Akademisi Universitas Negeri Makassar yang berkecimpung di bidang IT, Syamsu Alam menilai, masalah utamanya adalah ringkihnya sistem keamanan yang ada. Termasuk juga proses perawatan dan update proteksi yang tidak maksimal.
“Jelas itu masalah keamanan yang ada di servernya. Bisa saja tidak kuat, tidak diupdate security-nya atau aplikasinya ada yang tidak dihapus. Bisa juga ini server lama, sehingga ada orang yang bisa tahu di mana sisi lemahnya,” ujarnya.
Ketua Prodi Bisnis Digital Fakultas Ekonomi dan Bisnis UNM itu juga menduga, ada dua hal yang bisa memicu peretasan server terjadi. Pertama unsur kelemahan proteksi, kedua ada pihak lain yang mencoba mengganggu hal itu dari luar.
“Makanya server itu harus diupdate terus, karena di situ ada buff yang bisa dimanfaatkan orang lain. Jadi yang memicu ini ada dua hal. Pertama karena memang kelemahan sistem di dalamnya, kedua ada orang dari luar yang ingin uji coba sistem,” terangnya.
Kata Alam, hal-hal seperti ini biasanya memang sengaja dilakukan agar terjadi keributan. Setelah itu, pihak terkait mencoba menawarkan sistem keamanan yang lebih baik kepada sasarannya dengan tujuan ada imbalan dalam berbagai bentuk.

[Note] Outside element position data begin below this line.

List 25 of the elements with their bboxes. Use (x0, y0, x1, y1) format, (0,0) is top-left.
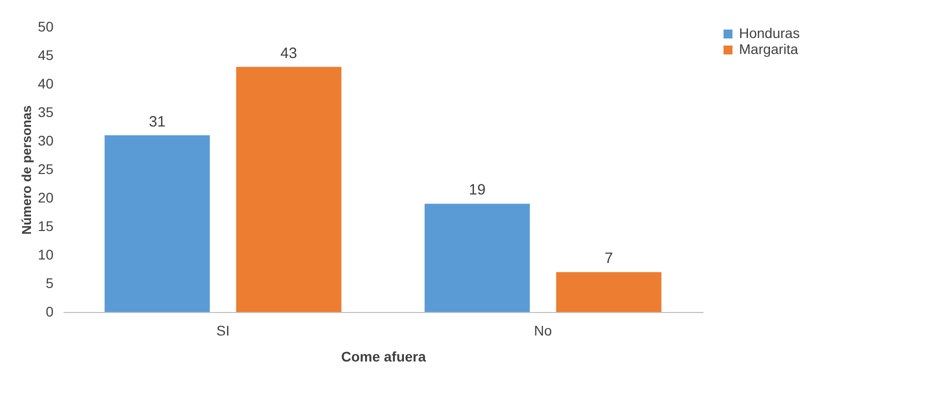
y-tick-label: 25 (38, 161, 54, 177)
y-tick-label: 10 (38, 246, 54, 262)
y-tick-label: 40 (38, 76, 54, 92)
legend-label: Margarita (739, 41, 798, 57)
y-tick-label: 45 (38, 47, 54, 63)
x-tick-label: No (534, 322, 552, 338)
y-tick-label: 0 (46, 304, 54, 320)
x-axis-title: Come afuera (341, 348, 426, 364)
y-tick-label: 5 (46, 275, 54, 291)
bar (104, 135, 210, 312)
y-tick-label: 50 (38, 18, 54, 34)
y-tick-label: 20 (38, 190, 54, 206)
bar (236, 66, 342, 312)
y-axis-title: Número de personas (18, 105, 34, 235)
x-tick-label: SI (216, 322, 230, 338)
data-label: 31 (148, 113, 166, 130)
legend-label: Honduras (739, 25, 800, 41)
data-label: 7 (604, 250, 613, 268)
bar (556, 272, 662, 312)
y-tick-label: 35 (38, 104, 54, 120)
data-label: 43 (280, 44, 298, 62)
y-tick-label: 30 (38, 132, 54, 148)
bar (424, 204, 530, 312)
y-tick-label: 15 (38, 218, 54, 234)
data-label: 19 (468, 182, 486, 199)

“Biasanya memang sengaja dibuat riuh, supaya security yang digunakan itu harus diupdate. Ini arahnya jelas pada penambahan biaya supaya bisa lebih aman. Bisa saja ada pihak yang mau kasih tahu KPU tentang security yang lebih aman, dari pada nanti pada saat penghitungan suara terjadi kekacauan,” ungkapnya.